Talk around town focused on the man’s poor choices, aka “What was a grown man thinking, taking his son’s bike, speeding, and losing control?”
I’ll tell you what he might have been thinking. He might have been thinking that at 52 his fuel light was blinking, and time for him was running out. Not so much the length of time, rather the quality of it, and that motorcycle was calling his name, and he knew that he had a few good runs left, but they were not infinite, and someday soon the desire to saddle up, hear the roar of the engine, and let it rip would dwindle, sputter, and die, and never again would he ride.
“Oh yeah, life goes on, long after the thrill of living is gone.”
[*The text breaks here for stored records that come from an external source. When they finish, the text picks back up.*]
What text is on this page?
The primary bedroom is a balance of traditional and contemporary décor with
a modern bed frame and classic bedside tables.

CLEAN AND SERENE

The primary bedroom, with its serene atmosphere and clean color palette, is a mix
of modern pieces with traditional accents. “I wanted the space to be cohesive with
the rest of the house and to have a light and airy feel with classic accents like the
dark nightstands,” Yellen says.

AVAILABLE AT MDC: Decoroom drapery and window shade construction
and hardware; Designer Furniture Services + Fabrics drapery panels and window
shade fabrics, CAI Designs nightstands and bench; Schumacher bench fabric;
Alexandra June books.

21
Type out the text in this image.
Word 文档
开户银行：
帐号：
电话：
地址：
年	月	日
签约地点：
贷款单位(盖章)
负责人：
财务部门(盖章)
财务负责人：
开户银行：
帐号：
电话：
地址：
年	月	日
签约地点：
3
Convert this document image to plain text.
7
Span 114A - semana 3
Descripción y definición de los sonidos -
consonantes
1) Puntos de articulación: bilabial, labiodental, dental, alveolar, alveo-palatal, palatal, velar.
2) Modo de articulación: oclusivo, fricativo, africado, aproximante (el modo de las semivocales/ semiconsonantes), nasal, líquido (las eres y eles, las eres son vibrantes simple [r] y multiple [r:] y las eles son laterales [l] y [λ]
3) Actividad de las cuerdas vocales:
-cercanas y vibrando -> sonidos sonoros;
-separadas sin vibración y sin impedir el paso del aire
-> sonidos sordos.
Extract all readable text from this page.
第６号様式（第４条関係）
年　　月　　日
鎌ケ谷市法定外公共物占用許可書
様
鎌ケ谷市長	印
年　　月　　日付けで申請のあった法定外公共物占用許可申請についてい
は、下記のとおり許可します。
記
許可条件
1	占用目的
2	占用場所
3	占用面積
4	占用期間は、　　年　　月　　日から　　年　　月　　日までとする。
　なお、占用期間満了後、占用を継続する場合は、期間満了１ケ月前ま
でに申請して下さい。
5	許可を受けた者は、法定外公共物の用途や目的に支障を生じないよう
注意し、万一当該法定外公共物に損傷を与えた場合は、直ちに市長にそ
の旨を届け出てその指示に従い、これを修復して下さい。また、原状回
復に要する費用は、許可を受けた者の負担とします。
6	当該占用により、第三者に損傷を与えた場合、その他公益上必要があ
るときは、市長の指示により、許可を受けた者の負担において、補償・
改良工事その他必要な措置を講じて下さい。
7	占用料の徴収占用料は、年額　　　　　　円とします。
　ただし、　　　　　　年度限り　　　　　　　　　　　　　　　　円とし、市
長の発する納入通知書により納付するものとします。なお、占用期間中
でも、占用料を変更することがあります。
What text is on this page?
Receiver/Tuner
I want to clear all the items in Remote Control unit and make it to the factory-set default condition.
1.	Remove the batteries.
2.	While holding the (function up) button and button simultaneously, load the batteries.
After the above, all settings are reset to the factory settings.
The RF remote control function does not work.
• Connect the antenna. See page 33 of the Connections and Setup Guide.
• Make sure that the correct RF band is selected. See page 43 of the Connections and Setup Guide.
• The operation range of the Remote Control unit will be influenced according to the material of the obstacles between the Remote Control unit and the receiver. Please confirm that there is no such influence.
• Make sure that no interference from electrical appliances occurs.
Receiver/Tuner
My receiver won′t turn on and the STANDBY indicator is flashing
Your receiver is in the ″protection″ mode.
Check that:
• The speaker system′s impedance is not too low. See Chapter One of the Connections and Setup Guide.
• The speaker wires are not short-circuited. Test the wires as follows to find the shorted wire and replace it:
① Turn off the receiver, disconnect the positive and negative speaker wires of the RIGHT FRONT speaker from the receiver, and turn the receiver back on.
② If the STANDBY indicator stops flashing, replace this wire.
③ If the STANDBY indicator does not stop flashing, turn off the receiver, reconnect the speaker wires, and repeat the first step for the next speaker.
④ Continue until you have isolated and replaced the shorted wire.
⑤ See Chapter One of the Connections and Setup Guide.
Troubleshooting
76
John Mellancamp may have had a point. I don’t know, because I don’t know what he was thinking when he wrote those words.
I’ll tell you what John might have been thinking, though. He might have been thinking that he has the power to reach a lot of people, and by using a song’s lyrics get them engaged in their life as it progresses, and embrace each moment while letting the past go, and have peace with the memories of youth, and use those memories as the basis of wisdom, and try not to recapture those moments when anything was possible and you were going to live forever–instead keep on living, and keep on enjoying the gifts that come our way, appreciate the ride, know that the peaks and valleys level out as the ride goes on, and the thrill of the throttle wide open can be just as gratifying when at half tilt.
Maybe then the motorbike in the driveway and the thought of opening it up won’t be as tempting, and the impulse to let it all go with the abandon of youth long past won’t be your last.
Hey, wait a minute! Who am I writing about here?
I’m still a firefighter and always will be. Nobody can ever take that away. Not even me.